Saturday, August 21, 2010

friends

Today has been prolonged.  I think that whenever I wake earlier than average, that particular day becomes more like two.

Early rise for work, 6am. Typically, within the last four days, my rise out of bed occurred no sooner than 12:30pm; six hours is a huge difference.  That alone changes the day drastically, even more so working from 7-1, because time bends at work.  My breaks are scant, but I managed to go visit my good friend at work for the few minutes I had; a much needed relief from the mundane work setting to which I'm confined.

From work I headed over to my favourite family's house, which is always a good thing.  It was a nice, enjoyable visit, but although nothing out of the average happened, I left in a low mood.  I think it was because a significant goodbye had to happen.  The first real friend I had is leaving for college, and I'm just... here; doing nothing with my life, with no clue what the future holds beyond the next week.  She played such a pivotal role in my life, shaping it and putting it on this amazing course; just by inviting me over to hang out one day in June, years ago.  And as big and amazing as that is, our relationship is still so... free.  Our goodbye carried such little weight, showing me that nothing is changing; though the distance grows.  It makes me happy that we're staying the same, yet sad because I always long for a closer friendship, although I know my role in her life is not one of an intimate friend.  As I was talking to my sister tonight, I told her that although she may want a specific role, she is given the part that only her shoes can fill.  I must play my part, no matter what it may be, to the utmost.  I have no right to judge my Creator's casting decisions.  I hope and pray that this year challenges her, and produces great growth in her relationship with our God.

That doesn't change my sadness unfortunately; I was a mess after I woke up from an emotion induced nap. Just thinking about all my friends... and how they're going to be... away.  I've never been a person with a lot of friends, I tend to (ever since my first friend came along) be very social and nice to everyone, but only really close to a handful of people.  I think what makes it hard now, is that all my friends departing, have been mine for a while.  With so many gone, I don't really know what to do... my mind blanks when it comes to finding new friends.  That is one thing, if any, I have never been an adept at.  Thank God though, I still have a few with me.  One is leaving, but not for a few weeks yet.  I still have people to talk with, people who love me, it's merely a drastically reduced number.

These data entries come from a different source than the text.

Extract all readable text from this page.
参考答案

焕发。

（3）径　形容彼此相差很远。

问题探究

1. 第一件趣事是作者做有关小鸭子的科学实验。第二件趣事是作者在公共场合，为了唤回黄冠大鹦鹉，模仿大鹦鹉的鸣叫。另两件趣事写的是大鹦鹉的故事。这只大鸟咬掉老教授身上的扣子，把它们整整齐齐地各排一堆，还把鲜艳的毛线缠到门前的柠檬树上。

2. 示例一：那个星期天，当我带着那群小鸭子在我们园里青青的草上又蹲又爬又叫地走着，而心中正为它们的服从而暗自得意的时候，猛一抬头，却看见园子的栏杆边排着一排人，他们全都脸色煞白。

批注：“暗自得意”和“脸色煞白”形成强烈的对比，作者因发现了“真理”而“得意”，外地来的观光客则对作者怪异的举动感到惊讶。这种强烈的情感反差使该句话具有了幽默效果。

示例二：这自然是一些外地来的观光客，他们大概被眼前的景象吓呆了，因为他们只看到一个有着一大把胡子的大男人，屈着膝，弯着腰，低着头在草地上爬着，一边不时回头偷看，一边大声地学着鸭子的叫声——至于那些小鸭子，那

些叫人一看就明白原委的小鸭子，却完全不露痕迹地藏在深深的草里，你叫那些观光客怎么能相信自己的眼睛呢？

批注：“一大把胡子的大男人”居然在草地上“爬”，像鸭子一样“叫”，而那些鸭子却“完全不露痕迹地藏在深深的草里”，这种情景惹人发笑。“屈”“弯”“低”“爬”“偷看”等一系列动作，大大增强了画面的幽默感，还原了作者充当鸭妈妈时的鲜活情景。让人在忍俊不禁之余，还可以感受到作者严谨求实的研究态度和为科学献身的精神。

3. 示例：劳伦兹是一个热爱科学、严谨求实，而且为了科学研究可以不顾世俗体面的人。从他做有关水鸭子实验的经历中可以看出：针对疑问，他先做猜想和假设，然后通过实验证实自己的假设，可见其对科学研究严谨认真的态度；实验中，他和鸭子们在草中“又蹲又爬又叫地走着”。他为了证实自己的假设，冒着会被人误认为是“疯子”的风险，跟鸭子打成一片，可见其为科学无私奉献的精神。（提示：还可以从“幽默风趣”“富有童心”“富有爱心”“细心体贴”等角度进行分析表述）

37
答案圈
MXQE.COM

God will provide, He always has.  I need to trust His judgement, and come closer to Him, so that I may hear His Spirit all the clearer.

James 1:2-5 "Count it all joy, my brothers, when you meet trials of various kinds, for you know that the testing of you faith produces steadfastness.  And let steadfastness have its full effect, that you may be perfect and complete, lacking in nothing.  If any of you lacks wisdom, let him ask of God, who gives generously to all without reproach, and it will be given him."